Diagnostic Logging Strategy

Targeted Logging

Log at decision points and data boundaries:

[ENTRY] function_name called with: key_arg=value
[BRANCH] taking path X because condition=value
[DATA] received from external: summary_of_data
[EXIT] function_name returning: summary_of_result

Logging Anti-Patterns

Effective Diagnostic Pattern

1. Before the suspected area: Log inputs and state
2. At decision points: Log which branch was taken and why
3. After the suspected area: Log outputs and state
4. Compare: Are the inputs/outputs what you expect at each point?

Investigation Checklist

Before proposing a fix, verify you can answer:

Understanding the Bug

• Can you reproduce the bug reliably?
• What is the expected behavior vs actual behavior?
• When did this start happening? (regression or latent bug?)
• Does it happen always, sometimes, or in specific conditions?

Root Cause Identification

• Have you identified the specific line(s) causing the issue?
• Do you understand WHY those lines produce the wrong result?
• Is this the root cause, or a symptom of a deeper issue?
• Could this same root cause affect other code paths?

Fix Validation

• Does the fix address the root cause, not just the symptom?
• Could the fix introduce new bugs? (side effects, changed behavior)
• Are there existing tests that should have caught this?
• Does the fix handle all edge cases for this code path?

Broader Impact

• Are there similar patterns elsewhere that might have the same bug?
• Does the fix require updates to documentation or configuration?
• Could this be a regression?
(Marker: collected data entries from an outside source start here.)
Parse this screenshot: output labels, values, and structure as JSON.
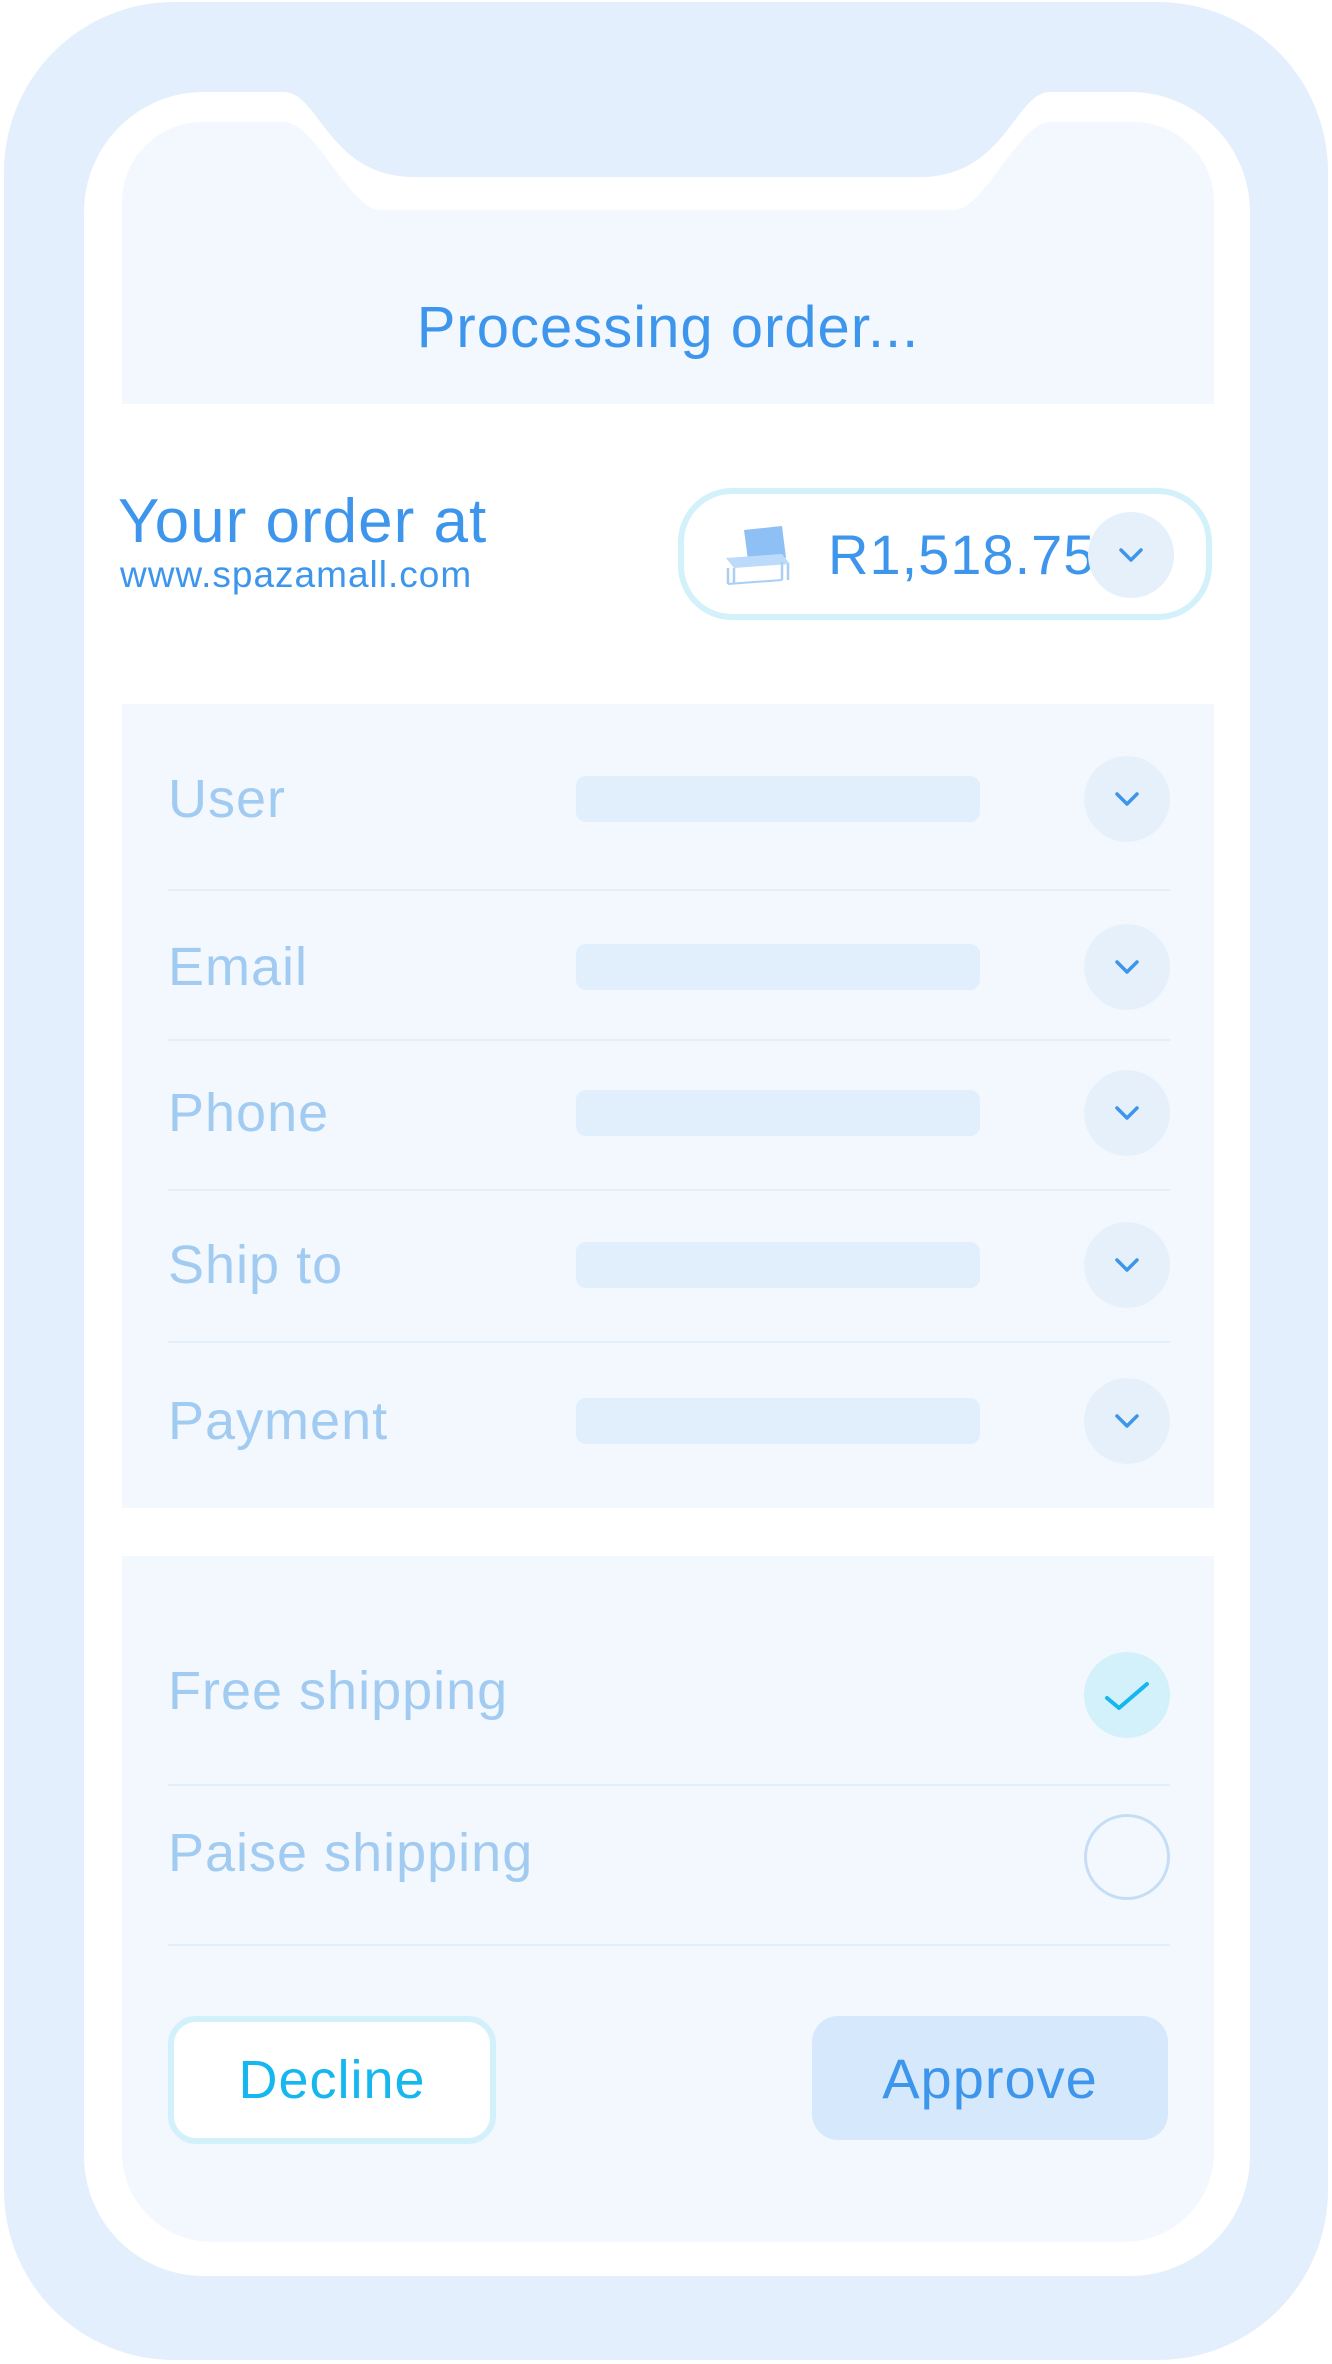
{
  "header": {
    "title": "Processing order..."
  },
  "order": {
    "heading": "Your order at",
    "site": "www.spazamall.com",
    "amount": "R1,518.75",
    "product_icon": "chair-icon"
  },
  "fields": [
    {
      "label": "User"
    },
    {
      "label": "Email"
    },
    {
      "label": "Phone"
    },
    {
      "label": "Ship to"
    },
    {
      "label": "Payment"
    }
  ],
  "shipping_options": [
    {
      "label": "Free shipping",
      "selected": true
    },
    {
      "label": "Paise shipping",
      "selected": false
    }
  ],
  "actions": {
    "decline_label": "Decline",
    "approve_label": "Approve"
  },
  "colors": {
    "accent": "#3d96ec",
    "cyan": "#15b7ee",
    "muted_label": "#a2cbf2",
    "panel": "#f3f8fe",
    "frame": "#e3effc"
  }
}
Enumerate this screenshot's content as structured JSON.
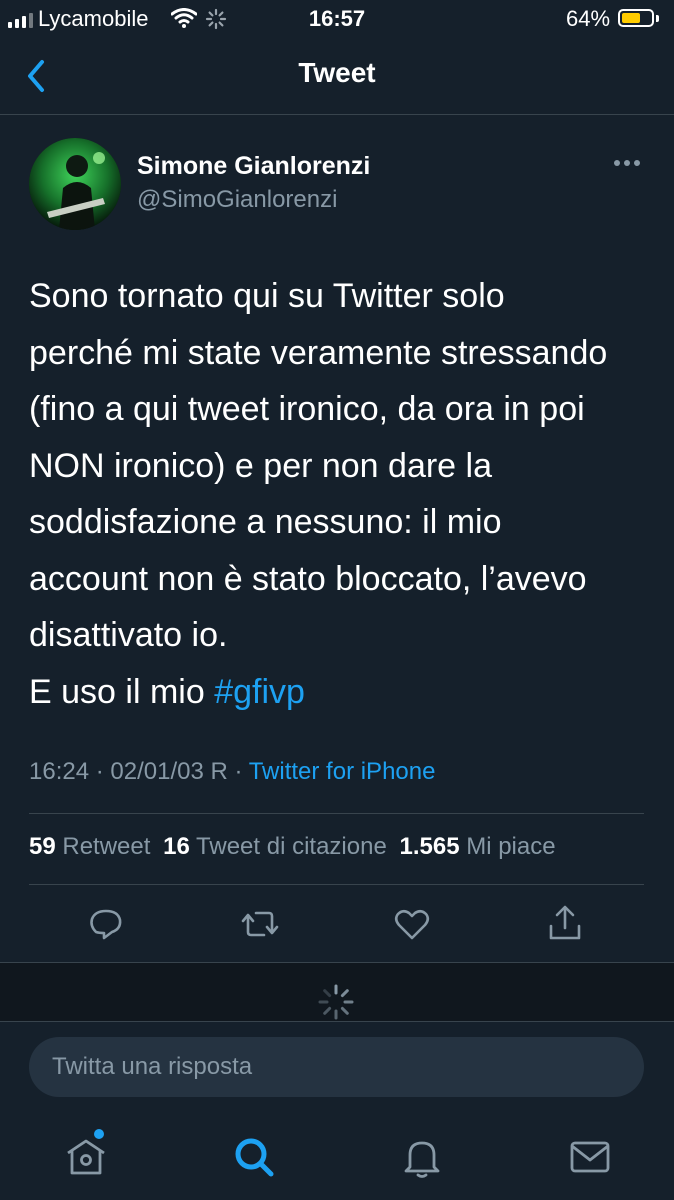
{
  "status_bar": {
    "carrier": "Lycamobile",
    "time": "16:57",
    "battery_percent": "64%",
    "battery_level": 0.64,
    "icons": [
      "signal-icon",
      "wifi-icon",
      "activity-icon",
      "battery-icon"
    ]
  },
  "nav": {
    "title": "Tweet",
    "back_icon": "chevron-left-icon"
  },
  "tweet": {
    "author_name": "Simone Gianlorenzi",
    "author_handle": "@SimoGianlorenzi",
    "more_icon": "ellipsis-icon",
    "text_lines": [
      "Sono tornato qui su Twitter solo",
      "perché mi state veramente stressando",
      "(fino a qui tweet ironico, da ora in poi",
      "NON ironico) e per non dare la",
      "soddisfazione a nessuno: il mio",
      "account non è stato bloccato, l’avevo",
      "disattivato io."
    ],
    "last_line_prefix": "E uso il mio ",
    "hashtag": "#gfivp",
    "timestamp": "16:24 · 02/01/03 R · ",
    "source": "Twitter for iPhone",
    "retweets_count": "59",
    "retweets_label": " Retweet",
    "quotes_count": "16",
    "quotes_label": " Tweet di citazione",
    "likes_count": "1.565",
    "likes_label": " Mi piace"
  },
  "actions": [
    "reply-icon",
    "retweet-icon",
    "like-icon",
    "share-icon"
  ],
  "reply": {
    "placeholder": "Twitta una risposta"
  },
  "tab_bar": {
    "tabs": [
      "home-icon",
      "search-icon",
      "notifications-icon",
      "messages-icon"
    ],
    "active": "search-icon",
    "accent": "#1da1f2"
  },
  "colors": {
    "background": "#15202b",
    "secondary_text": "#8899a6",
    "accent": "#1da1f2",
    "divider": "#38444d"
  }
}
If so, what change introduced it?
• Is a new test needed to prevent this from recurring?

Integration Notes

Capabilities Needed

This skill requires the following capabilities from the host environment:

• File system access: Read, write, and modify files in the project directory
• Search: Search for files by name patterns and search within file contents
• Shell execution: Run shell commands (tests, git operations, diagnostic commands)
• Parallel delegation: Ability to delegate work to independent sub-workers for deep track investigation
• User interaction: Prompt the user for decisions, track routing, and additional context

Adaptation Guidance

• Phase 2 (Deep Track): The parallel exploration worker pattern can be replaced with sequential exploration if parallel delegation is not supported.
• Phase 3 (Deep Track): The parallel investigation worker pattern can be replaced with sequential hypothesis testing if parallel delegation is not supported.
• Language references: Python and TypeScript debugging references are provided in the

  references/

  directory. For other languages, use the general debugging guidance inlined above.
• Quick track: Can be executed entirely without parallel delegation capabilities.